Gun Plain Township looks at water issues, grave ownership

By: 
Daniel Pepper

Gun Plain Township board members said they were investigating further water problems on Eagle Green at Lake Doster.
The board discussed the matter at their Thursday, Nov. 2, regular meeting and said they’d send a letter to township water users in the area detailing the board’s efforts to have contractor Fleis and Vandenbrink find a solution.
Supervisor Mike VanDenBerg said, “They are doing a study to discovery the options for getting the iron out of the water.”
VanDenBerg said the township had flushed water lines in the area repeatedly to help one resident with too much iron in the water, but it appeared the problem was inside the house’s lines.
At the same meeting, the board voted 5-1 to convey a pair of graves in the cemetery to the heirs of a claimed original purchaser.

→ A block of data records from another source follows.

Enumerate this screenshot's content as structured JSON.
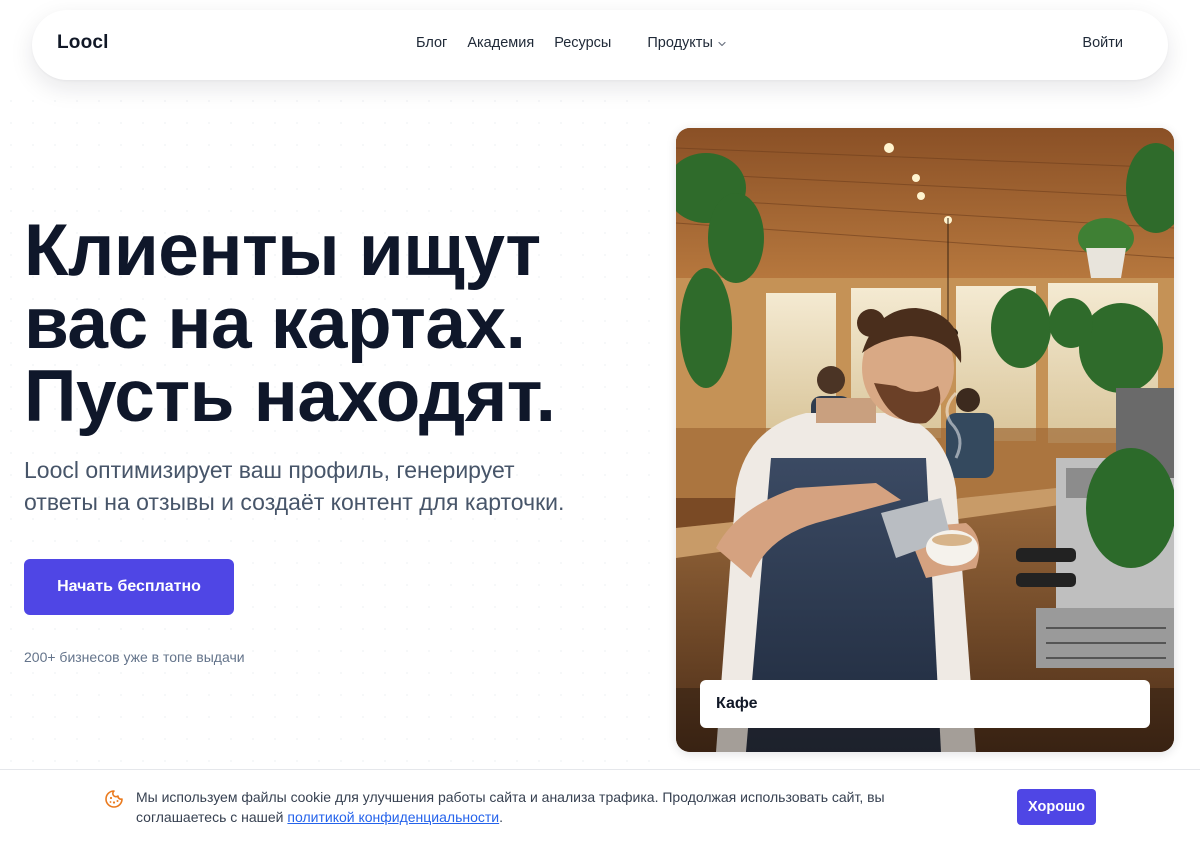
{
  "nav": {
    "logo": "Loocl",
    "links": [
      "Блог",
      "Академия",
      "Ресурсы"
    ],
    "products_label": "Продукты",
    "login_label": "Войти"
  },
  "hero": {
    "title_lines": [
      "Клиенты ищут",
      "вас на картах.",
      "Пусть находят."
    ],
    "subtitle_lines": [
      "Loocl оптимизирует ваш профиль, генерирует",
      "ответы на отзывы и создаёт контент для карточки."
    ],
    "cta_label": "Начать бесплатно",
    "social_proof": "200+ бизнесов уже в топе выдачи"
  },
  "photo_card": {
    "label": "Кафе"
  },
  "cookie": {
    "text_line1": "Мы используем файлы cookie для улучшения работы сайта и анализа трафика. Продолжая использовать сайт, вы",
    "text_line2_before": "соглашаетесь с нашей ",
    "link_label": "политикой конфиденциальности",
    "text_line2_after": ".",
    "accept_label": "Хорошо"
  },
  "colors": {
    "accent": "#4f46e5",
    "heading": "#0f172a",
    "link": "#2563eb"
  }
}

VanDenBerg said, “I made a decision to agree she had purchased all four graves.”
Township clerk Marty Meert said she didn’t think the documentation—from a funeral home, rather than official township records—was sufficient.

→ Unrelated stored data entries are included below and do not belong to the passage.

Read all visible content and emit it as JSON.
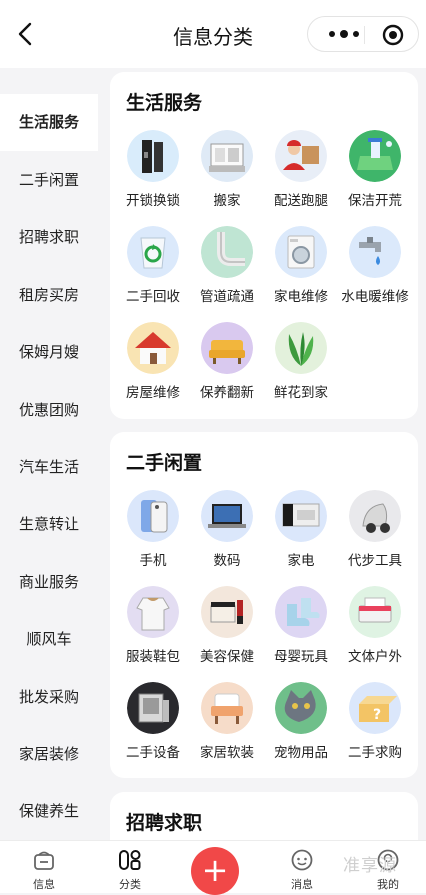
{
  "header": {
    "title": "信息分类"
  },
  "sidebar": {
    "items": [
      {
        "label": "生活服务",
        "active": true
      },
      {
        "label": "二手闲置"
      },
      {
        "label": "招聘求职"
      },
      {
        "label": "租房买房"
      },
      {
        "label": "保姆月嫂"
      },
      {
        "label": "优惠团购"
      },
      {
        "label": "汽车生活"
      },
      {
        "label": "生意转让"
      },
      {
        "label": "商业服务"
      },
      {
        "label": "顺风车"
      },
      {
        "label": "批发采购"
      },
      {
        "label": "家居装修"
      },
      {
        "label": "保健养生"
      }
    ]
  },
  "sections": [
    {
      "title": "生活服务",
      "items": [
        {
          "label": "开锁换锁",
          "icon": "lock-icon"
        },
        {
          "label": "搬家",
          "icon": "moving-icon"
        },
        {
          "label": "配送跑腿",
          "icon": "delivery-icon"
        },
        {
          "label": "保洁开荒",
          "icon": "cleaning-icon"
        },
        {
          "label": "二手回收",
          "icon": "recycle-icon"
        },
        {
          "label": "管道疏通",
          "icon": "pipe-icon"
        },
        {
          "label": "家电维修",
          "icon": "washing-machine-icon"
        },
        {
          "label": "水电暖维修",
          "icon": "faucet-icon"
        },
        {
          "label": "房屋维修",
          "icon": "house-icon"
        },
        {
          "label": "保养翻新",
          "icon": "sofa-icon"
        },
        {
          "label": "鲜花到家",
          "icon": "plant-icon"
        }
      ]
    },
    {
      "title": "二手闲置",
      "items": [
        {
          "label": "手机",
          "icon": "phone-icon"
        },
        {
          "label": "数码",
          "icon": "laptop-icon"
        },
        {
          "label": "家电",
          "icon": "appliance-icon"
        },
        {
          "label": "代步工具",
          "icon": "scooter-icon"
        },
        {
          "label": "服装鞋包",
          "icon": "clothing-icon"
        },
        {
          "label": "美容保健",
          "icon": "cosmetics-icon"
        },
        {
          "label": "母婴玩具",
          "icon": "baby-shoes-icon"
        },
        {
          "label": "文体户外",
          "icon": "printer-icon"
        },
        {
          "label": "二手设备",
          "icon": "equipment-icon"
        },
        {
          "label": "家居软装",
          "icon": "armchair-icon"
        },
        {
          "label": "宠物用品",
          "icon": "cat-icon"
        },
        {
          "label": "二手求购",
          "icon": "question-box-icon"
        }
      ]
    },
    {
      "title": "招聘求职",
      "items": []
    }
  ],
  "tabbar": {
    "tabs": [
      {
        "label": "信息",
        "icon": "info-icon"
      },
      {
        "label": "分类",
        "icon": "category-icon"
      },
      {
        "label": "",
        "icon": "plus-icon"
      },
      {
        "label": "消息",
        "icon": "message-icon"
      },
      {
        "label": "我的",
        "icon": "profile-icon"
      }
    ],
    "plus_symbol": "+",
    "watermark": "准享源"
  },
  "colors": {
    "accent": "#f14848",
    "background": "#f4f4f6",
    "card": "#ffffff"
  }
}
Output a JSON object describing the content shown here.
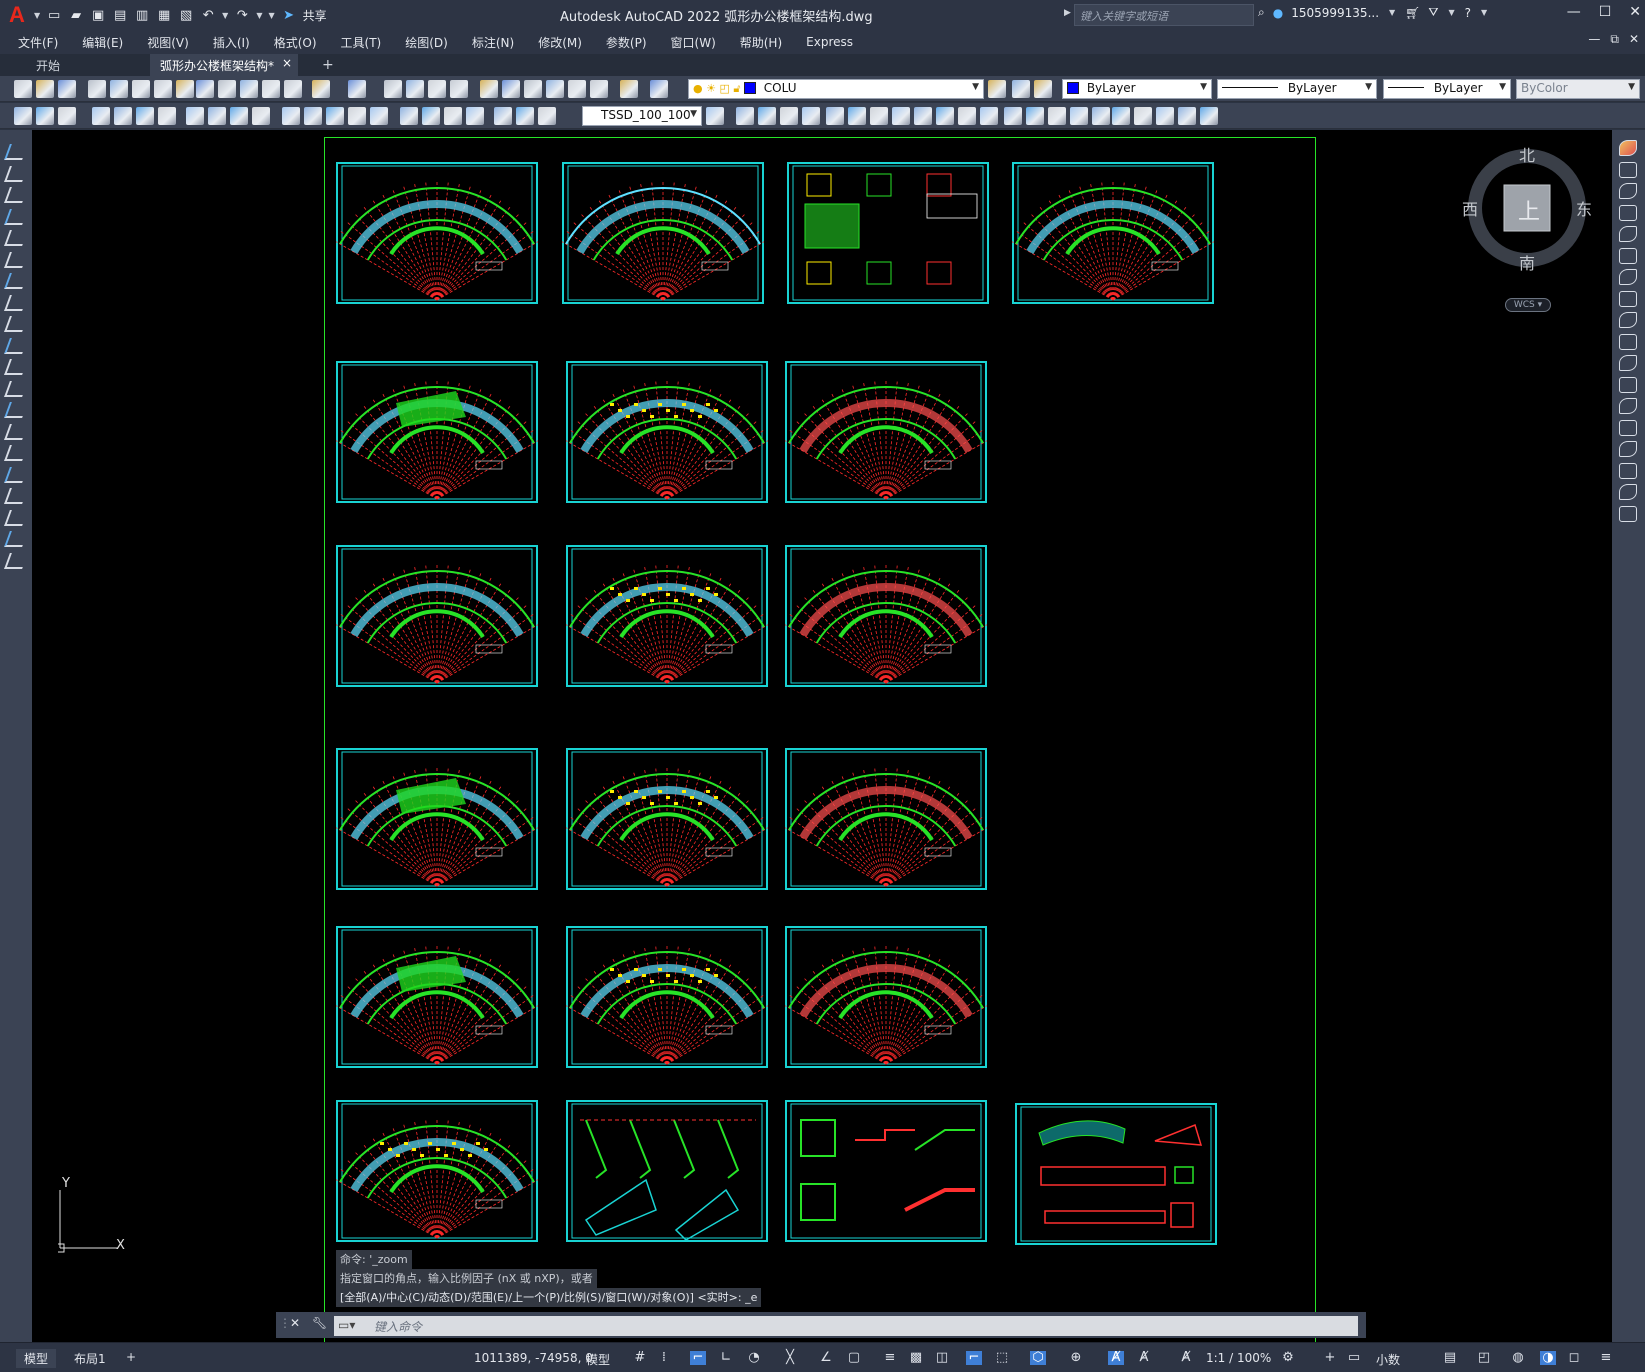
{
  "app": {
    "title": "Autodesk AutoCAD 2022    弧形办公楼框架结构.dwg",
    "logo": "A",
    "share_label": "共享",
    "search_placeholder": "键入关键字或短语",
    "user": "1505999135...",
    "accent_color": "#e8281c"
  },
  "menus": [
    "文件(F)",
    "编辑(E)",
    "视图(V)",
    "插入(I)",
    "格式(O)",
    "工具(T)",
    "绘图(D)",
    "标注(N)",
    "修改(M)",
    "参数(P)",
    "窗口(W)",
    "帮助(H)",
    "Express"
  ],
  "tabs": {
    "start": "开始",
    "document": "弧形办公楼框架结构*",
    "close": "×",
    "add": "+"
  },
  "toolbar": {
    "layer_value": "COLU",
    "color_value": "ByLayer",
    "linetype_value": "ByLayer",
    "lineweight_value": "ByLayer",
    "plotstyle_value": "ByColor",
    "dimstyle_value": "TSSD_100_100"
  },
  "viewcube": {
    "north": "北",
    "south": "南",
    "east": "东",
    "west": "西",
    "face": "上",
    "wcs_label": "WCS"
  },
  "ucs": {
    "x_label": "X",
    "y_label": "Y"
  },
  "command": {
    "history": [
      "命令: '_zoom",
      "指定窗口的角点，输入比例因子 (nX 或 nXP)，或者",
      "[全部(A)/中心(C)/动态(D)/范围(E)/上一个(P)/比例(S)/窗口(W)/对象(O)] <实时>: _e"
    ],
    "placeholder": "键入命令"
  },
  "statusbar": {
    "model_tab": "模型",
    "layout_tab": "布局1",
    "add_tab": "+",
    "coordinates": "1011389, -74958, 0",
    "model_space": "模型",
    "annotation_scale": "1:1 / 100%",
    "units": "小数"
  },
  "colors": {
    "canvas": "#000000",
    "sheet_frame": "#27e327",
    "drawing_border": "#19d3d3",
    "ui_dark": "#2d3444",
    "ui_panel": "#3b4354"
  }
}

“I don’t think it’s fair to the citizens to not go and make them prove they paid for these graves,” Meert said.
She provided the lone no vote, with Trustee Arron Morehouse absent.

In other business:
• The board scheduled a special meeting for budget discussions Wednesday, Nov. 29, at 3 p.m. at the township hall.
• VanDenBerg updated the board on a problem with the Michigan Department of Transportation, trying to get them to change a spot on the shoulder of M-89.

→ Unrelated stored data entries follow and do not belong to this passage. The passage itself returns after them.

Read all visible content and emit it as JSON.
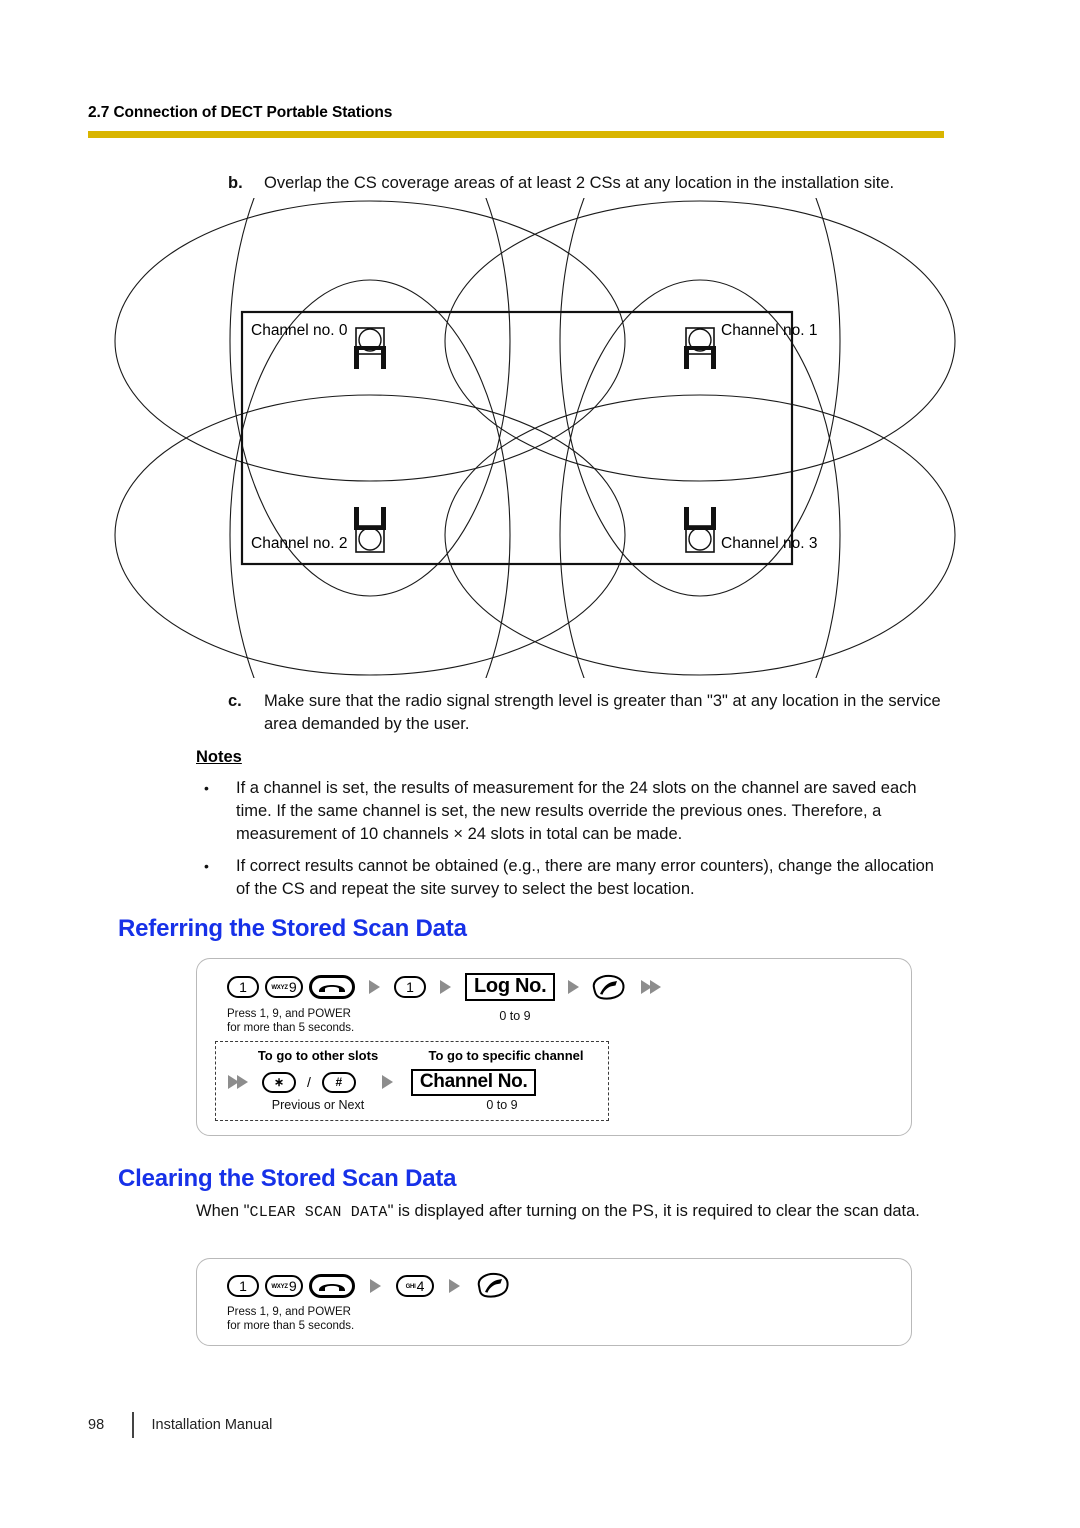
{
  "header": {
    "section_number_title": "2.7 Connection of DECT Portable Stations",
    "rule_color": "#d9b500"
  },
  "steps": {
    "b": {
      "marker": "b.",
      "text": "Overlap the CS coverage areas of at least 2 CSs at any location in the installation site."
    },
    "c": {
      "marker": "c.",
      "text": "Make sure that the radio signal strength level is greater than \"3\" at any location in the service area demanded by the user."
    }
  },
  "diagram": {
    "labels": [
      "Channel no. 0",
      "Channel no. 1",
      "Channel no. 2",
      "Channel no. 3"
    ],
    "icon_name": "cs-base-station-icon"
  },
  "notes": {
    "title": "Notes",
    "bullet": "•",
    "items": [
      "If a channel is set, the results of measurement for the 24 slots on the channel are saved each time. If the same channel is set, the new results override the previous ones. Therefore, a measurement of 10 channels × 24 slots in total can be made.",
      "If correct results cannot be obtained (e.g., there are many error counters), change the allocation of the CS and repeat the site survey to select the best location."
    ]
  },
  "referring": {
    "heading": "Referring the Stored Scan Data",
    "heading_color": "#1731e8",
    "sequence": {
      "key1": "1",
      "key9_letters": "WXYZ",
      "key9_num": "9",
      "power_icon": "power-on-hook-icon",
      "arrow1": "play-arrow-icon",
      "key1b": "1",
      "arrow2": "play-arrow-icon",
      "log_no_label": "Log No.",
      "arrow3": "play-arrow-icon",
      "talk_icon": "talk-off-hook-icon",
      "arrow4": "double-play-arrow-icon"
    },
    "caption_left": "Press 1, 9, and POWER\nfor more than 5 seconds.",
    "caption_range": "0 to 9",
    "subpanel": {
      "head_slots": "To go to other slots",
      "head_channel": "To go to specific channel",
      "arrow_in": "double-play-arrow-icon",
      "key_star": "∗",
      "separator": "/",
      "key_hash": "#",
      "arrow_mid": "play-arrow-icon",
      "channel_no_label": "Channel No.",
      "caption_left": "Previous or Next",
      "caption_right": "0 to 9"
    }
  },
  "clearing": {
    "heading": "Clearing the Stored Scan Data",
    "heading_color": "#1731e8",
    "intro_before": "When \"",
    "intro_mono": "CLEAR SCAN DATA",
    "intro_after": "\" is displayed after turning on the PS, it is required to clear the scan data.",
    "sequence": {
      "key1": "1",
      "key9_letters": "WXYZ",
      "key9_num": "9",
      "power_icon": "power-on-hook-icon",
      "arrow1": "play-arrow-icon",
      "key4_letters": "GHI",
      "key4_num": "4",
      "arrow2": "play-arrow-icon",
      "offhook_icon": "talk-off-hook-icon"
    },
    "caption_left": "Press 1, 9, and POWER\nfor more than 5 seconds."
  },
  "footer": {
    "page_number": "98",
    "manual_title": "Installation Manual"
  }
}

Water is currently flowing down a resident’s driveway from the highway near the east Plainwell city limits and the township wants MDOT to change the edge of the road to push the water into the cemetery instead.
• Board members discussed the fact the B-93 Birthday Bash wasn’t being held in Martin this coming year and said they were glad not to  have the problems anymore.
• Board members agreed to apply for a $5,000 grant for water and sewer infrastructure, which would also involve the township in a state infrastructure monitoring program.
As part of the program, Michigan State Police would control information relating to the sites of wells, lift stations and other infrastructure and it would be exempt from the Michigan Freedom of Information Act. VanDenBerg said the rules were due to concerns about terrorists learning the location of infrastructure.